Parallèlement, une association « Vilaine et Saloum Sénégal » s’est constituée à Toubacouta et assure aujourd’hui un relais déterminant avec les autorités locales. Deux missions d’expertise et de conseil ont été conduites par des ostréiculteurs de la Ria d’Etel. La production des huîtres « élevées » est désormais assez riche de promesses pour que la quasi-totalité des villages côtiers de la zone sollicitent d’entrer dans le dispositif ostréicole. La création toute récente (été 2013) de l’Union des Ostréiculteurs du delta du Saloum doit permettre l’extension et le développement de cette expérience et l’organisation de la filière ostréicole au niveau du Siné Saloum.

 Jean-Noël Yvon, ostréiculteur à Locoal-Mendon, et une ostréicultrice du delta, lors d’une mission en mars 2013

Jean-Noël Yvon, ostréiculteur à Locoal-Mendon, et une ostréicultrice du delta, lors d’une mission en mars 2013

Le premier objectif de cette action est de contribuer à l‘autonomie alimentaire des familles impliquées dans le projet. Il s’agit aussi d’assurer un complément des revenus familiaux dans une région où la soudure entre deux récoltes annuelles devient de plus en plus souvent problématique. Exemple : dans le village de Soucouta, en 2005, les revenus provenant de l’activité du père de famille (pêcheur, agriculteur ou pêcheur-agriculteur) ont été intégralement consacrés à nourrir la famille. Le « surplus » (par exemple les frais de scolarisation des enfants ou l’achat de sacs de riz) a été assuré à 80% par la vente des huîtres, les 20% restants par la vente de fruits ou de légumes.
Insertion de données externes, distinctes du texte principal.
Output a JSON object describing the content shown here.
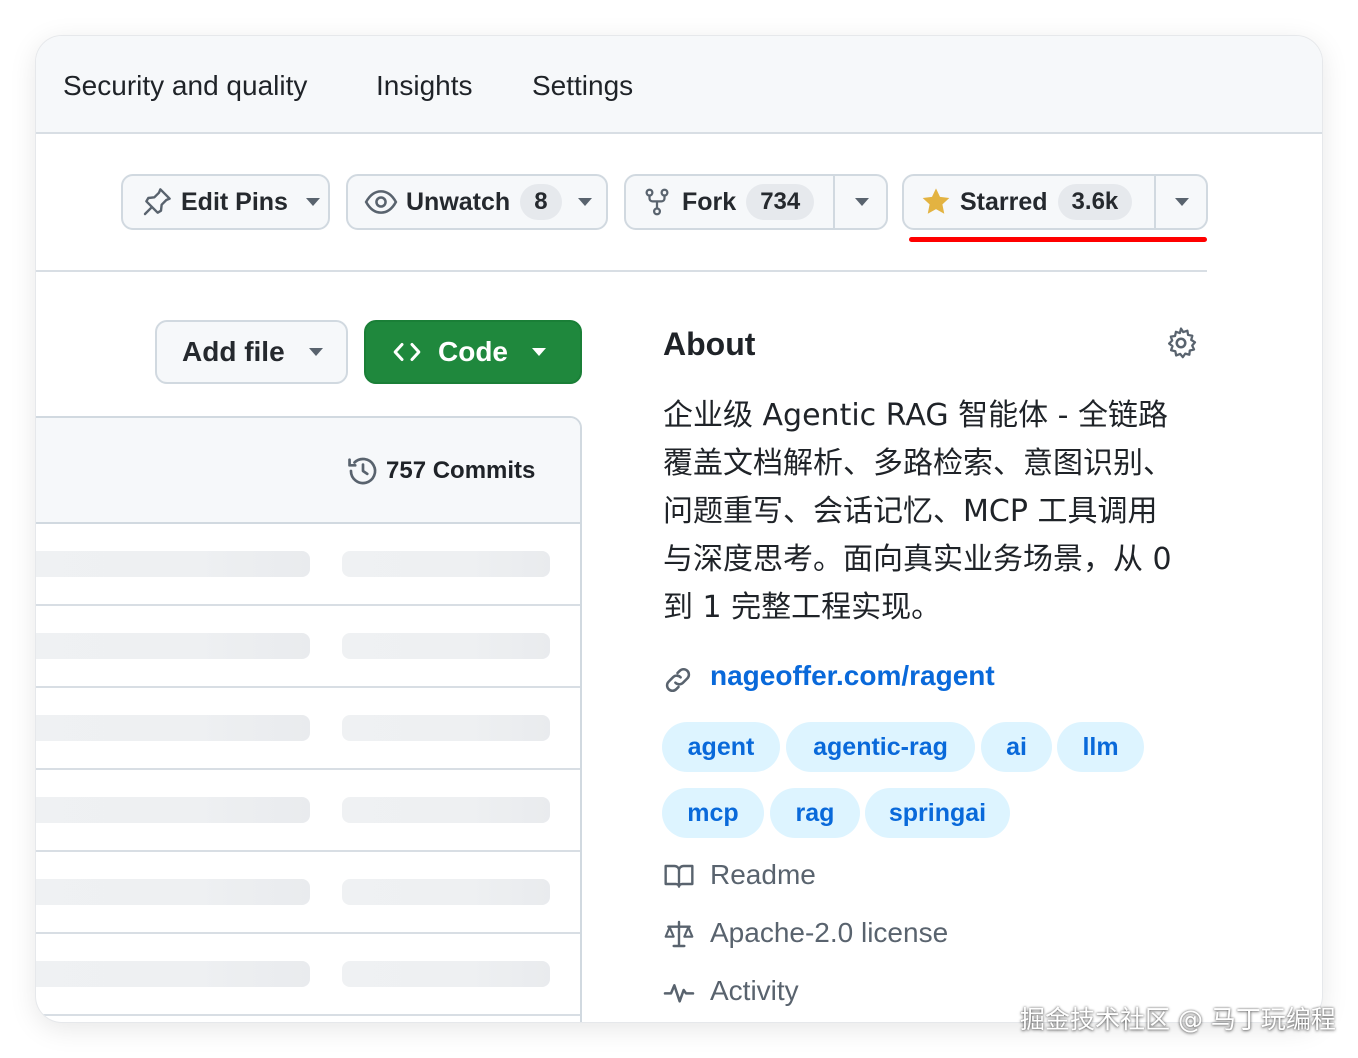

Le deuxième objectif consiste à aider les femmes à améliorer leurs conditions de travail puisque les parcs ostréicoles sont implantés au plus près des villages et limitent ainsi les temps de déplacement. La technique mise en œuvre permet par ailleurs de remplir bien plus rapidement une bassine d’huîtres. Le projet vise aussi à l’émancipation des femmes : il repose sur des périodes de formation technique où elles sont totalement actrices, mais aussi de formation à la gestion, à la transformation des produits, à leur commercialisation, à la comptabilité, à l’organisation de la filière ostréicole… Les aspects techniques de cette formation sont assurés par les ostréiculteurs bretons que Vilaine et Saloum a dépêchés régulièrement sur place depuis 2009 et qui sont dorénavant membres d’ATM.

Comments are closed.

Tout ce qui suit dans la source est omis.